Earlier Tuesday, Republican ethics committee members chastised Lofgren for failing to schedule the trials of Reps. Charlie Rangel (N.Y.) and Maxine Waters (Calif.) in advance of the November elections.
“Committee Rule 5(e) provides that a subcommittee — including the adjudicatory subcommittees of the Rangel and Waters trials — shall meet at the discretion of its Chair,'” said a statement released by ethics ranking member Jo Bonner (R-Ala.) and other panel Republicans. “After months of trial preparation — and, in the Rangel matter, two years of investigation — Chairwoman Zoe Lofgren should have already issued notices of public trial schedules in both the Rangel and Waters matters.”
Lofgren was traveling Tuesday and not immediately available for comment.
But the senior Democratic aide criticized the Republicans’ characterization of the committee’s actions to date.
“We thought we were doing it with them in a bipartisan manner.

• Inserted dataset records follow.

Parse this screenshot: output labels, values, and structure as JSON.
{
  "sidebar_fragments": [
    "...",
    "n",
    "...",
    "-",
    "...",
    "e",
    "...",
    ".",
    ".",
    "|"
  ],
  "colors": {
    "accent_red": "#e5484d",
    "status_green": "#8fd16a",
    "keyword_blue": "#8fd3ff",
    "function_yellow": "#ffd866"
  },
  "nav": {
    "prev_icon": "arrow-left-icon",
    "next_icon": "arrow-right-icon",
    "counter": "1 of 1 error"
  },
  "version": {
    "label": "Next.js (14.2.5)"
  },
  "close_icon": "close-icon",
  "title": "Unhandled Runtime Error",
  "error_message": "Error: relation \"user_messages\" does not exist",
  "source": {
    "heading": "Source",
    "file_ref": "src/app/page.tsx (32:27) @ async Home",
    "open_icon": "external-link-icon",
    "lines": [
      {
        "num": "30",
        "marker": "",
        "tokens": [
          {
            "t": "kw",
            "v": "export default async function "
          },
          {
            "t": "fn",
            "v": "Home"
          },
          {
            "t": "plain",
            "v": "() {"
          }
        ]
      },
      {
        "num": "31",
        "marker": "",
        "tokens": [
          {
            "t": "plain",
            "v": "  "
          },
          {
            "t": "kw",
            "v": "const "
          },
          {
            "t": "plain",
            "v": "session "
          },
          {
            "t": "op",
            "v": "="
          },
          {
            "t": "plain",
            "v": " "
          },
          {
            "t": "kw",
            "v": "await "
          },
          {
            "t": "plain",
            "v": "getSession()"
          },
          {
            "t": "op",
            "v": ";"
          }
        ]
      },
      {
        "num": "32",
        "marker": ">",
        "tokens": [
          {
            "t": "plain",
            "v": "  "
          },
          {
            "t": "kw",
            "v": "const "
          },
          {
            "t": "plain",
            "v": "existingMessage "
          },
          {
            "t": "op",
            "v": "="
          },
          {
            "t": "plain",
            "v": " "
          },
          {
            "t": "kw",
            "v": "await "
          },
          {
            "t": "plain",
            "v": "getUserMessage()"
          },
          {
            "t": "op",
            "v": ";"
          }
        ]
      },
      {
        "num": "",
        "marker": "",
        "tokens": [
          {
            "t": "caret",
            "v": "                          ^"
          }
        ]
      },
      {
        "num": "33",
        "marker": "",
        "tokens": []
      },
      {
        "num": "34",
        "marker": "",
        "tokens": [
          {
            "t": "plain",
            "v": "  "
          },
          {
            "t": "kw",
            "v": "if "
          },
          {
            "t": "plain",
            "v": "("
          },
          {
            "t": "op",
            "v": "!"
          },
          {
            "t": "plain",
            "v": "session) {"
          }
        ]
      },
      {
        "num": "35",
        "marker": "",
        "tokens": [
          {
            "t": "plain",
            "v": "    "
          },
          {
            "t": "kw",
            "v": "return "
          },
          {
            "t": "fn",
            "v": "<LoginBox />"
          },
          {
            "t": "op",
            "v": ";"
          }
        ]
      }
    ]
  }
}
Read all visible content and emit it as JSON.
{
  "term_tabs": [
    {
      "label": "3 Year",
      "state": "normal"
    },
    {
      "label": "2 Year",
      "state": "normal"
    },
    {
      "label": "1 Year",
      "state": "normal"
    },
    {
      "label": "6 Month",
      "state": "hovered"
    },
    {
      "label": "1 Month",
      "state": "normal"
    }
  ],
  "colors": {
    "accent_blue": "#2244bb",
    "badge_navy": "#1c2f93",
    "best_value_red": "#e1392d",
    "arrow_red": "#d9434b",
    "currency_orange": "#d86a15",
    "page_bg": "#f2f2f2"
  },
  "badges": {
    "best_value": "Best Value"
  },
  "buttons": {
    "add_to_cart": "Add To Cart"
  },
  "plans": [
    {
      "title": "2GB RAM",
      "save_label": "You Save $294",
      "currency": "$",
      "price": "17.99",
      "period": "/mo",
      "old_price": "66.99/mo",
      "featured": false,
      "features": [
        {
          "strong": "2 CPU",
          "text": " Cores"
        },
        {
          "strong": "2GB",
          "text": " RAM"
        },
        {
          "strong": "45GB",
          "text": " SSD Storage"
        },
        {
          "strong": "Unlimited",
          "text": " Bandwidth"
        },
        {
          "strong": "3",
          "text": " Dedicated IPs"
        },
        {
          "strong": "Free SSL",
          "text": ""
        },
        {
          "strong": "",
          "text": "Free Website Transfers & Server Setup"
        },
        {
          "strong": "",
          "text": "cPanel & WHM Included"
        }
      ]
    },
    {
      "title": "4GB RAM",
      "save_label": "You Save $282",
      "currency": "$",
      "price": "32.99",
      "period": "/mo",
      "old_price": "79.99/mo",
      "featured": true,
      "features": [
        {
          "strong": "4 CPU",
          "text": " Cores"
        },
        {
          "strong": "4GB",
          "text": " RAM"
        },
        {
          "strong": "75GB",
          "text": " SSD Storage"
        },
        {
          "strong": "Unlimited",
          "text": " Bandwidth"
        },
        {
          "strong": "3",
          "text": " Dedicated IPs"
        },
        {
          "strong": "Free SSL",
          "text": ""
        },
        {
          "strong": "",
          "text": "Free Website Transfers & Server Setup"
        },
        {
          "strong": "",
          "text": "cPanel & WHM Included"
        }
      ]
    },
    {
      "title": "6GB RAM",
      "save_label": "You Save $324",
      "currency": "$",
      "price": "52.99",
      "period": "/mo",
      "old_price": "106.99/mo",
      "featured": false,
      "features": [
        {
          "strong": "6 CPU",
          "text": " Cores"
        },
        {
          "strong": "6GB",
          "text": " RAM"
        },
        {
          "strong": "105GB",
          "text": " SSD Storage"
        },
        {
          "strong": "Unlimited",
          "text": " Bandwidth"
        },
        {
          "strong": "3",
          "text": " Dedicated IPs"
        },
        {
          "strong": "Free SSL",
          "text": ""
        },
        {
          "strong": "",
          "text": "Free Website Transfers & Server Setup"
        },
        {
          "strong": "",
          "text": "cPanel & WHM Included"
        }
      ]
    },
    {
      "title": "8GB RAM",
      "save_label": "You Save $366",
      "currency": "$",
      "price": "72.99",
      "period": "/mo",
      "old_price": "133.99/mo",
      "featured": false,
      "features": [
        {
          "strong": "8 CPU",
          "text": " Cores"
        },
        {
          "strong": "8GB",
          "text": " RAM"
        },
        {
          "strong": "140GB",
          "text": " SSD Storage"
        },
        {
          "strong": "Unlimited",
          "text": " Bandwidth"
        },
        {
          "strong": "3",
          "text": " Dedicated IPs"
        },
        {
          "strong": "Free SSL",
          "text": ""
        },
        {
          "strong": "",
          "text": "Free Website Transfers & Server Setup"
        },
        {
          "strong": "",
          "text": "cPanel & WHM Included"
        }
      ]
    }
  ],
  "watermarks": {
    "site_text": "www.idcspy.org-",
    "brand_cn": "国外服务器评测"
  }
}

It’s never pretty, but negotiations were ongoing,” said the aide, who also questioned the timing of the statement.
“It’s obvious they must have been under immense pressure from their leadership,” the aide added.
The aide also disputed Bonner’s statement that he consulted with Lofgren before issuing the statement per committee rules, and questioned whether any committee member other than Bonner should have signed on to a public statement regarding the looming ethics trial, pointing to the committee’s rules.
“Unless otherwise determined by a vote of the Committee, only the Chair or Ranking Minority Member of the Committee, after consultation with each other, may make public statements regarding matters before the Committee or any subcommittee,” the panel’s internal rules state.
The Republican lawmakers called on the Committee on Standards of Official Conduct to hold hearings during the October recess.
“The possibility that the House Majority Leader may call to adjourn a week early provides additional opportunities to schedule uninterrupted public meetings in the month of October, when Members are not conducting legislative business,” the Republicans’ statement reads.
An ethics subcommittee charged Rangel in July with 13 counts of wrongdoing.
A different investigative subcommittee charged Waters in August with violating the chamber’s rules over allegations that her chief of staff, Mikael Moore, tried to secure federal support for a bank in which Waters and her husband held hundreds of thousands of dollars’ worth of stock.